The IMF is set to give Iceland a $6billion rescue package, but at the moment there is a freeze on negotiations until Iceland and Britain have come to an agreement on the deposits of UK savers which are locked in Icesave, the UK savings arm of the collapsed Icelandic bank Landsbanki.
Gordon Brown moved to freeze Icelandic assets in the UK when the Icelandic Prime Minister, Geir Haarde, said that UK savers would not be compensated, forcing the UK Government to guarantee all British Icesave savings accounts
to dampen the panic which was ensuing among savers.
Negotiations are currently said to be revolving around a possible £3billion loan which Iceland says it needs from the UK in order to repay its Icesave savings account customers.
According to reports from the Financial Times, the Treasury has already agreed to lend Iceland £3billion to repay its 300,000 UK depositors which have an estimated £4billion locked in Icesave accounts, but the two governments have so far been unable to come to an agreement.

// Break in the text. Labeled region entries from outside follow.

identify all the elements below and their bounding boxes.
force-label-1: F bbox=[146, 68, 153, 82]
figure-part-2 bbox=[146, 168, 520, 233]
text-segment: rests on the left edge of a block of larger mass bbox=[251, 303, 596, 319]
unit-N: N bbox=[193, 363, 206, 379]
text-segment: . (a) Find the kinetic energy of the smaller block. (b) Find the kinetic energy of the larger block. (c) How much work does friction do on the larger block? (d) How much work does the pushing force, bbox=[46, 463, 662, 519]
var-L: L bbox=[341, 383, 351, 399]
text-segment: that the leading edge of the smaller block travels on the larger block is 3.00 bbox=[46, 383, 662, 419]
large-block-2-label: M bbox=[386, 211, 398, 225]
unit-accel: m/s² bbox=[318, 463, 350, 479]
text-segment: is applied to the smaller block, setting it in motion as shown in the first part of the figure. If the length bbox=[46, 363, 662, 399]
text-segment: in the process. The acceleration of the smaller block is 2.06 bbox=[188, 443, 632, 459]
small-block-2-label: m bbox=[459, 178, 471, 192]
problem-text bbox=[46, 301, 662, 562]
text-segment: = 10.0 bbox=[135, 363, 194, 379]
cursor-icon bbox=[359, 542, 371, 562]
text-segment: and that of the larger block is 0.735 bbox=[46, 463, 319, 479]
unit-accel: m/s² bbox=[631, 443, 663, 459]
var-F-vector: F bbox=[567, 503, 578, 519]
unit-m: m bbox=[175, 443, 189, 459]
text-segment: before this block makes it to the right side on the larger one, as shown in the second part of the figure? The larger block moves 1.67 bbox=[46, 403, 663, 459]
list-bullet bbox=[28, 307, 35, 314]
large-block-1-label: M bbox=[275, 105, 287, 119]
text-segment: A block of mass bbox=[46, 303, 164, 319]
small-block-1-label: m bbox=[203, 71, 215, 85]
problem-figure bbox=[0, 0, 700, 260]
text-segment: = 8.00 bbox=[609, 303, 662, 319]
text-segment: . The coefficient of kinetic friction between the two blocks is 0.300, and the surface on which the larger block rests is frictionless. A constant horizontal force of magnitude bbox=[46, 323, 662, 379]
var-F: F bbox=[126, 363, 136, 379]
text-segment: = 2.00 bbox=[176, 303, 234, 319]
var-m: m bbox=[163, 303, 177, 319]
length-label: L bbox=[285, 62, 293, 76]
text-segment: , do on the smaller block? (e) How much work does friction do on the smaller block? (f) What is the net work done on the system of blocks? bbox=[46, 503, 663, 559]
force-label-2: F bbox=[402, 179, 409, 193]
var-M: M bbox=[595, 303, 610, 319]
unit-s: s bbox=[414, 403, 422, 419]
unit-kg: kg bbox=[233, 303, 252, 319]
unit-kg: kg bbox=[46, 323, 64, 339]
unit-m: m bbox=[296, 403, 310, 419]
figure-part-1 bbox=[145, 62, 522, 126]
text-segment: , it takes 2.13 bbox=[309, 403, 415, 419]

Gordon Brown angered the Icelandic prime minister when he implemented anti-terror legislation to freeze Landsbanki's assets in the UK, which is being blamed for delaying the agreement.
Iceland is responsible for paying the first €20,887 of any compensation, with the UK's Financial Services Compensation Scheme (FSCS) protecting the rest up to the £50,000 limit; the Government has guaranteed anything over that amount in the case of Icesave, which is estimated to cost the taxpayer as much as £2.4billion.
It was hoped that an agreement would have been reached by now, so that Iceland could receive the help it badly needs from the IMF to shore up the problems in its economy, but talks fell apart last night, according to the Guardian.
"The IMF would like to see those matters solved before any further steps are taken", Mr Haarde told Iceland's national radio this week.
A Treasury spokesperson said that the UK Government "continues to work constructively towards a resolution with the Icelandic Government and looks forward to a swift solution." the Guardian reported.